In court, the villagers presented locality plans and maps produced as a result of surveying work performed by the Land and Survey Department since 1988. Hundreds of parcels of NCR land had been surveyed and identified, they pointed out.
“It is unknown why titles have yet to be issued to the native landowners,” their lawyer See Chee How told Malaysiakini, with some sarcasm.
Large scale oil palm plantations and timber concessions run by wealthy companies, closely tied to the state’s political elite, have caused the loss of huge tracts of NCR land.
As a result, NCR landowners have filed more than 230 lawsuits against the state government.

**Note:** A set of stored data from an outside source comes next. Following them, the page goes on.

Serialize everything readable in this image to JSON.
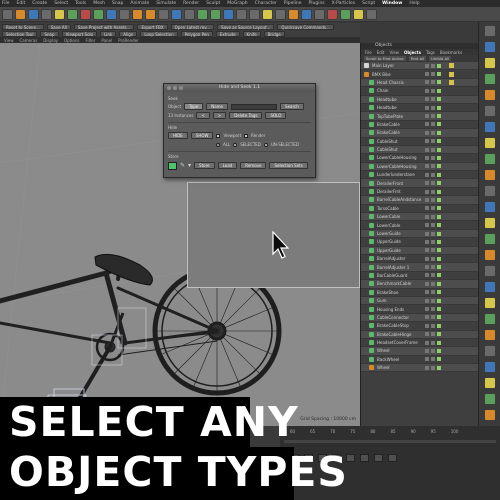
{
  "menubar": [
    "File",
    "Edit",
    "Create",
    "Select",
    "Tools",
    "Mesh",
    "Snap",
    "Animate",
    "Simulate",
    "Render",
    "Sculpt",
    "MoGraph",
    "Character",
    "Pipeline",
    "Plugins",
    "X-Particles",
    "Script",
    "Window",
    "Help"
  ],
  "menubar_active": "Window",
  "toolbar_icons": [
    "undo-icon",
    "redo-icon",
    "live-selection-icon",
    "move-icon",
    "scale-icon",
    "rotate-icon",
    "x-axis-icon",
    "y-axis-icon",
    "z-axis-icon",
    "coordinate-icon",
    "render-view-icon",
    "render-picture-icon",
    "render-settings-icon",
    "cube-icon",
    "pen-icon",
    "subdivision-icon",
    "cloner-icon",
    "deformer-icon",
    "scene-icon",
    "camera-icon",
    "light-icon",
    "floor-icon",
    "python-icon",
    "xp-icon",
    "cache-icon",
    "emitter-icon",
    "generator-icon",
    "field-icon",
    "tag-icon"
  ],
  "plugin_row1": [
    "Reset to Scene...",
    "Save All",
    "Save Project with Assets...",
    "Export FBX",
    "Open Latest rev...",
    "Save as Source Layout...",
    "Quicksave Commands..."
  ],
  "plugin_row2": [
    "Selection Tool",
    "Snap",
    "Viewport Solo",
    "Link",
    "Align",
    "Loop Selection",
    "Polygon Pen",
    "Extrude",
    "Knife",
    "Bridge"
  ],
  "viewport_tabs": [
    "View",
    "Cameras",
    "Display",
    "Options",
    "Filter",
    "Panel",
    "ProRender"
  ],
  "viewport": {
    "grid_spacing": "Grid Spacing : 10000 cm"
  },
  "dialog": {
    "title": "Hide and Seek 1.1",
    "seek_label": "Seek",
    "object_label": "Object",
    "type_label": "Type",
    "name_label": "Name",
    "name_value": "",
    "search_button": "Search",
    "instances_label": "13 Instances",
    "prev_button": "<",
    "next_button": ">",
    "delete_tags_button": "Delete Tags",
    "solo_button": "SOLO",
    "hide_section": "Hide",
    "hide_button": "HIDE",
    "show_button": "SHOW",
    "viewport_option": "Viewport",
    "render_option": "Render",
    "all_option": "ALL",
    "selected_option": "SELECTED",
    "unselected_option": "UN-SELECTED",
    "store_section": "Store",
    "store_button": "Store",
    "load_button": "Load",
    "remove_button": "Remove",
    "selection_sets_button": "Selection Sets",
    "swatch_color": "#4cc66a"
  },
  "object_manager": {
    "window_title": "Objects",
    "menu": [
      "File",
      "Edit",
      "View",
      "Objects",
      "Tags",
      "Bookmarks"
    ],
    "menu_active": "Objects",
    "tools": [
      "Scroll to First Active",
      "Find all",
      "Unfold All"
    ],
    "rows": [
      {
        "name": "Main Layer",
        "ico": "#d6d6d6",
        "tag": true
      },
      {
        "name": "BMX Bike",
        "ico": "#d88a2a",
        "tag": true
      },
      {
        "name": "Head Chassis",
        "ico": "#5fb86a",
        "tag": true
      },
      {
        "name": "Chain",
        "ico": "#5fb86a",
        "tag": false
      },
      {
        "name": "Headtube",
        "ico": "#5fb86a",
        "tag": false
      },
      {
        "name": "Headtube",
        "ico": "#5fb86a",
        "tag": false
      },
      {
        "name": "TopTubePlate",
        "ico": "#5fb86a",
        "tag": false
      },
      {
        "name": "BrakeCable",
        "ico": "#5fb86a",
        "tag": false
      },
      {
        "name": "BrakeCable",
        "ico": "#5fb86a",
        "tag": false
      },
      {
        "name": "CableShut",
        "ico": "#5fb86a",
        "tag": false
      },
      {
        "name": "CableShut",
        "ico": "#5fb86a",
        "tag": false
      },
      {
        "name": "LowerCableHousing",
        "ico": "#5fb86a",
        "tag": false
      },
      {
        "name": "LowerCableHousing",
        "ico": "#5fb86a",
        "tag": false
      },
      {
        "name": "Lunderlunderstane",
        "ico": "#5fb86a",
        "tag": false
      },
      {
        "name": "DerailerFront",
        "ico": "#5fb86a",
        "tag": false
      },
      {
        "name": "DerailerFrnt",
        "ico": "#5fb86a",
        "tag": false
      },
      {
        "name": "BarrelCableAndstance",
        "ico": "#5fb86a",
        "tag": false
      },
      {
        "name": "TorsoCable",
        "ico": "#5fb86a",
        "tag": false
      },
      {
        "name": "LowerCable",
        "ico": "#5fb86a",
        "tag": false
      },
      {
        "name": "LowerCable",
        "ico": "#5fb86a",
        "tag": false
      },
      {
        "name": "LowerGuide",
        "ico": "#5fb86a",
        "tag": false
      },
      {
        "name": "UpperGuide",
        "ico": "#5fb86a",
        "tag": false
      },
      {
        "name": "UpperGuide",
        "ico": "#5fb86a",
        "tag": false
      },
      {
        "name": "BarrelAdjuster",
        "ico": "#5fb86a",
        "tag": false
      },
      {
        "name": "BarrelAdjuster 1",
        "ico": "#5fb86a",
        "tag": false
      },
      {
        "name": "BarCableGuard",
        "ico": "#5fb86a",
        "tag": false
      },
      {
        "name": "BenchmarkCable",
        "ico": "#5fb86a",
        "tag": false
      },
      {
        "name": "BrakeShoe",
        "ico": "#5fb86a",
        "tag": false
      },
      {
        "name": "Gum",
        "ico": "#5fb86a",
        "tag": false
      },
      {
        "name": "Housing Ends",
        "ico": "#5fb86a",
        "tag": false
      },
      {
        "name": "CableConnector",
        "ico": "#5fb86a",
        "tag": false
      },
      {
        "name": "BrakeCableStop",
        "ico": "#5fb86a",
        "tag": false
      },
      {
        "name": "BrakeCableHinge",
        "ico": "#5fb86a",
        "tag": false
      },
      {
        "name": "HeadsetCoverFrame",
        "ico": "#5fb86a",
        "tag": false
      },
      {
        "name": "Wheel",
        "ico": "#5fb86a",
        "tag": false
      },
      {
        "name": "BackWheel",
        "ico": "#5fb86a",
        "tag": false
      },
      {
        "name": "Wheel",
        "ico": "#d88a2a",
        "tag": false
      }
    ]
  },
  "timeline": {
    "ticks": [
      "60",
      "65",
      "70",
      "75",
      "80",
      "85",
      "90",
      "95",
      "100"
    ]
  },
  "caption": {
    "line1": "SELECT ANY",
    "line2": "OBJECT TYPES"
  },
  "colors": {
    "viewport_bg": "#8b8b8b",
    "caption_bg": "#000000",
    "accent_orange": "#d88a2a",
    "object_green": "#5fb86a"
  }
}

These lawsuits are a political time bomb for Taib’s party, ticking away in court, and spreading anger among rural communities throughout the state.
In contrast, oil palm small-holdings worked by NCR landowners themselves have lifted some communities out of poverty.
“To the Land and Survey (Department), we say, come down to see us, ‘turun padang’, see for yourselves,” Jamain urged. He explained the villagers had appealed repeatedly to the Land and Survey Department, as well as their elected representatives, to recognise their NCR land. But their pleas and signed petitions had bore no fruit.
When asked whether he still supported Taib’s party, Jamain replied, “I can’t say. As PBB branch head, I have to speak up for the people standing behind me. There’s no use being branch head if I don’t fulfill my mandate, and all our villagers’ rights are gone.”
His words were greeted with applause from the other villagers present.